Speaking at the European Leadership Forum (ELF) in London on Tuesday, Microsoft EMEA president Neil Holloway came out with what is now a familiar cry from the Redmond software empire — that it should legally be able to protect its investment in intellectual property.

It's a common refrain and a position held by most of the big software vendors.

However, it is not a view held by a new breed of software providers. Among those was fellow panellist Niklas Zennström, chief executive of VoIP darling Skype, bought in September by eBay for a sum upwards of $2.6bn (£1.5bn).

"Software patents are hindering innovation. Patents should be granted when there is real innovation and real investment in innovation," Zennström said.

Big software vendors are filing for hundreds of patents per year — in addition to thousands granted by patent offices annually — sometimes as defensive measures but often now as a revenue stream or bargaining tool with rivals in their own right.

Zennström singled out 'one-click' ordering, as patented by Amazon.com, as an example of the latter.

At the ELF event, which is put on by BusinessWeek annually, the subject of China's rise and that country's infamous disregard for intellectual property rights came up a number of times. BT CTO Matt Bross said in a matter of a few years — at the point when China has generated more IP of its own — IP will be better respected.

"When there is a war chest of intellectual property [in China] we'll find they are really quite good at enforcing IP," he said.

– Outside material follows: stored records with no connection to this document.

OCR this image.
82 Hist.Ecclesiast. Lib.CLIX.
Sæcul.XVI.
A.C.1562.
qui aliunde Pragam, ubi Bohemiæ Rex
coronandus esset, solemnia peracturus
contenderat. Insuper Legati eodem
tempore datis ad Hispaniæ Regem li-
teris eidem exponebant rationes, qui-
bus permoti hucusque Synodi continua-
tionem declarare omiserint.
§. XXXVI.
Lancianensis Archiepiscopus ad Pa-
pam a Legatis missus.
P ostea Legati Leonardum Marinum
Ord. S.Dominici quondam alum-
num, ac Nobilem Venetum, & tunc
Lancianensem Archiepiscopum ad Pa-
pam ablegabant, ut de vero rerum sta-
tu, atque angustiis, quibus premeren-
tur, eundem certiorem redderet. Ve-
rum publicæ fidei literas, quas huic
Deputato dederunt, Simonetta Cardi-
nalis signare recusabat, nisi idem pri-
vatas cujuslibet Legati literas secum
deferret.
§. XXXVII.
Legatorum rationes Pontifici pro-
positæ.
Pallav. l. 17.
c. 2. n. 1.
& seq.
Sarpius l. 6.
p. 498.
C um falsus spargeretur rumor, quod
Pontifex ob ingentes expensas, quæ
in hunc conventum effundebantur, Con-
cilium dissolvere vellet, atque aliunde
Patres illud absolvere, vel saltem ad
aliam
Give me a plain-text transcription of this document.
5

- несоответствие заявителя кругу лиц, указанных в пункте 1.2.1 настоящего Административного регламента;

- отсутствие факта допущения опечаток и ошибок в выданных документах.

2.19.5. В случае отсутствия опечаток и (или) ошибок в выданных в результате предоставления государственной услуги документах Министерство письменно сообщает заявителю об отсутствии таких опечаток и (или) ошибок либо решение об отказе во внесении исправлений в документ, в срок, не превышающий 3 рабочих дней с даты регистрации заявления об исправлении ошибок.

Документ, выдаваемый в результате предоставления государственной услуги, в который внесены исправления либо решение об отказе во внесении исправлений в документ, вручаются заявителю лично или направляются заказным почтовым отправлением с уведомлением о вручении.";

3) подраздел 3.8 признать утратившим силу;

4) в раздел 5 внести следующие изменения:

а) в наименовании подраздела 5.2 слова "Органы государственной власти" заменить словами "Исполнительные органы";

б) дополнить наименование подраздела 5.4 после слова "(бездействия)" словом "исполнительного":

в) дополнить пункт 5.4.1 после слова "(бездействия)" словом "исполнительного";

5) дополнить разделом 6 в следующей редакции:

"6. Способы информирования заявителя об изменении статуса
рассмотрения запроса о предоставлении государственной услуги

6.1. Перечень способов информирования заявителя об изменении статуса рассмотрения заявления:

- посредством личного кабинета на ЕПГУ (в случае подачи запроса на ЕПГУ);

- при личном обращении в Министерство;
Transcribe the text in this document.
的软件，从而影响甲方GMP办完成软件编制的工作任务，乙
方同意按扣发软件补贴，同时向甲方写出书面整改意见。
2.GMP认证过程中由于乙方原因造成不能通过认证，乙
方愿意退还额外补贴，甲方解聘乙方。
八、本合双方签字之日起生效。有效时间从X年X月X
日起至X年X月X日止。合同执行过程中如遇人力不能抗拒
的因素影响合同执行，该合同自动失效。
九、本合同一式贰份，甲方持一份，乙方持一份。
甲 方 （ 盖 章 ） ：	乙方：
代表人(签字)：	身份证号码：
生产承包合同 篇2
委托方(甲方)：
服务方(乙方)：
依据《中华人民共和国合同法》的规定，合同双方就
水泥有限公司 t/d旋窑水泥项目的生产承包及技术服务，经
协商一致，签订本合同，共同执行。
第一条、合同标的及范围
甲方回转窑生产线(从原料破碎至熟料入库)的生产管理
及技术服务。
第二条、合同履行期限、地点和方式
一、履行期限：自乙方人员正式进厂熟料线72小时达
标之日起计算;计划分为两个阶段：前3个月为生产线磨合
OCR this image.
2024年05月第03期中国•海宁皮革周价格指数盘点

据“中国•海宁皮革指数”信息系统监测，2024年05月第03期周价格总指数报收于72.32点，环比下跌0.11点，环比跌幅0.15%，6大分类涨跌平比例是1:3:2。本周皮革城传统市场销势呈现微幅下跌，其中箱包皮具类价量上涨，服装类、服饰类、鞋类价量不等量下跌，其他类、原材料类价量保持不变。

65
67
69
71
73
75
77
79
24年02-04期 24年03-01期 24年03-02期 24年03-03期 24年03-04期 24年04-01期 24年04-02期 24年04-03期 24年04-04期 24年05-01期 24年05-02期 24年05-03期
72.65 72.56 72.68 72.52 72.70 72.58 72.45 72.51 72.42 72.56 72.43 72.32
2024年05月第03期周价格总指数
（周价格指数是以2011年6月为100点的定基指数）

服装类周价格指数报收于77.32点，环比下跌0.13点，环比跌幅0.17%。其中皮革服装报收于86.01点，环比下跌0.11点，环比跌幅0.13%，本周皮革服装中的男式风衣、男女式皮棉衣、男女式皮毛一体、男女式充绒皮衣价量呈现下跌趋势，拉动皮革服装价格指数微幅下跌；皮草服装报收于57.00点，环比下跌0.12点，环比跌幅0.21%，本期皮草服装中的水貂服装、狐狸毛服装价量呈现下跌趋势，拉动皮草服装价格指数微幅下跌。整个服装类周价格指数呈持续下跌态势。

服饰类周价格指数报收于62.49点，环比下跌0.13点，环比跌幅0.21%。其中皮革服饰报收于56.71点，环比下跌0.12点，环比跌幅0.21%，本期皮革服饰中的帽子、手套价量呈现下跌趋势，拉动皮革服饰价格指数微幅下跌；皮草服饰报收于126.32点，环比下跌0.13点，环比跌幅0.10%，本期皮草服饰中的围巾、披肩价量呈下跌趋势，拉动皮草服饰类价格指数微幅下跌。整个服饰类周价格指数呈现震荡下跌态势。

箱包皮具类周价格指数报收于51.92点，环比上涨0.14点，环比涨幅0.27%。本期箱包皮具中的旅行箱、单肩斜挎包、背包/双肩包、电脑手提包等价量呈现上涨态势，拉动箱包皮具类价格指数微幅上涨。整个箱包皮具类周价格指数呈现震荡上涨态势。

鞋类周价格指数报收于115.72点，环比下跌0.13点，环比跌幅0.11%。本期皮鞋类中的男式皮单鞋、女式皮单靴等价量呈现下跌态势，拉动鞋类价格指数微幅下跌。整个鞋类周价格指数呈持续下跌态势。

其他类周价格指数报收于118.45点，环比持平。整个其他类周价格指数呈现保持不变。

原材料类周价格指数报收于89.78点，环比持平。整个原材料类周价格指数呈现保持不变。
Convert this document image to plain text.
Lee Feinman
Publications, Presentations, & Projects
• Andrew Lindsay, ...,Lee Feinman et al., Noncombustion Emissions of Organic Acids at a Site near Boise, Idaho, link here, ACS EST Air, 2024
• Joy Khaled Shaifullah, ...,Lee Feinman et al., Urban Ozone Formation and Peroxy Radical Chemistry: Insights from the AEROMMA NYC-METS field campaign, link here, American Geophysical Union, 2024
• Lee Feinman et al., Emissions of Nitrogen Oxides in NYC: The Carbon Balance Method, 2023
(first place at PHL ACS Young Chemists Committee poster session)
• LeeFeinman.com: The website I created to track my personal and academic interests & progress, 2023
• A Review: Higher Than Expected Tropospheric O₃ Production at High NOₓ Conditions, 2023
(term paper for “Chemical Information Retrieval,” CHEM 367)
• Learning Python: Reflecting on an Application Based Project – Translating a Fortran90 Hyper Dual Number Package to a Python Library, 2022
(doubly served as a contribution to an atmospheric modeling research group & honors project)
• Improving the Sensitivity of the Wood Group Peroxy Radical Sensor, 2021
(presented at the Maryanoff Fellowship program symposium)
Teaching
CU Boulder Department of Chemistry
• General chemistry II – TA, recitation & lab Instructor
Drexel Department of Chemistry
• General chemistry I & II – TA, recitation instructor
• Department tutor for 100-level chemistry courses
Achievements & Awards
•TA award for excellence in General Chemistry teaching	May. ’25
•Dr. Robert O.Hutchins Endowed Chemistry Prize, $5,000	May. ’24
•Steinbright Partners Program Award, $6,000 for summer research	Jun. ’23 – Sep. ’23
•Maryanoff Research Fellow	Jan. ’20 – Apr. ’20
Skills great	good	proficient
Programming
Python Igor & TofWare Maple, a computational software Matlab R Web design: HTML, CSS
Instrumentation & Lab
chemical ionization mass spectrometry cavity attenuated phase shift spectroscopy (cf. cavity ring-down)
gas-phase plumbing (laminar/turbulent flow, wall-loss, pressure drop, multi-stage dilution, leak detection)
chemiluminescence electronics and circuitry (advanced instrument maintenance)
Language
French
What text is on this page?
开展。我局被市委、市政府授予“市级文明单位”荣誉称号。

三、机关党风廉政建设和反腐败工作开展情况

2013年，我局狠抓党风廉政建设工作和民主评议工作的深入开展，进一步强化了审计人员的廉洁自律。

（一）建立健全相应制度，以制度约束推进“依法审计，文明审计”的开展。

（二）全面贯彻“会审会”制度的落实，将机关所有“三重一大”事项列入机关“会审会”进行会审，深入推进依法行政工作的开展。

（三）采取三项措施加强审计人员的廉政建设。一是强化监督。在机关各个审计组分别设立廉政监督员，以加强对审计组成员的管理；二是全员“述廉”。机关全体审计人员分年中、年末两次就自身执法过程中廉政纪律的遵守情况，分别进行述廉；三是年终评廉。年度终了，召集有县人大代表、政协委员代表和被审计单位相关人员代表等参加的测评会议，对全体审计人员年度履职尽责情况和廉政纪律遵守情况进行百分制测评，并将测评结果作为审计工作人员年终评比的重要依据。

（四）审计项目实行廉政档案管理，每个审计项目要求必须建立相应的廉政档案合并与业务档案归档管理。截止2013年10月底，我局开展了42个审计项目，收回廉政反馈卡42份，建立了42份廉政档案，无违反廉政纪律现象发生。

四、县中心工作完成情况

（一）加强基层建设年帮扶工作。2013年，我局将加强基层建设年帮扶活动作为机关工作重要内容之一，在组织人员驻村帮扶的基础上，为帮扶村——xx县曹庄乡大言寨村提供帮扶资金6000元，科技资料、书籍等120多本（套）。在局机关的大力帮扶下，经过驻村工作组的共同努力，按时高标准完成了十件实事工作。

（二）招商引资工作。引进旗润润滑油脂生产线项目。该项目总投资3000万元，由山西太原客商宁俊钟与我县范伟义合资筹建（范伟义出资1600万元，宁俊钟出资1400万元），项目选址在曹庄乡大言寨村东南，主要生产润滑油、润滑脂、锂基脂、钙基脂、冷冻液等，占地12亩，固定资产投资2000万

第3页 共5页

"Try to counterfeit an Olympic T-shirt in Beijing [in 2008]... and you'll find out real quick" how the attitudes are changing to IP, he added.

Skype's Zennström added that being open with his company's software and allowing others to develop plug-ins — helping create the Skype ecosystem — isn't always easy.

"We allow third-party developers to develop on our platform. It's a great way to do it. We are helping them be successful. But there is a mental threshold you have to go through. People [at Skype] say 'Maybe we could have done that'," he said.

BT's Bross said the culture at the UK's largest telco has changed so much in the past few years that now at the company's Martlesham research headquarters there are many entities — likely to include people from other companies and entrepreneurs — mixed in with BT's own people, such has been the change in thinking about the best way to move forward.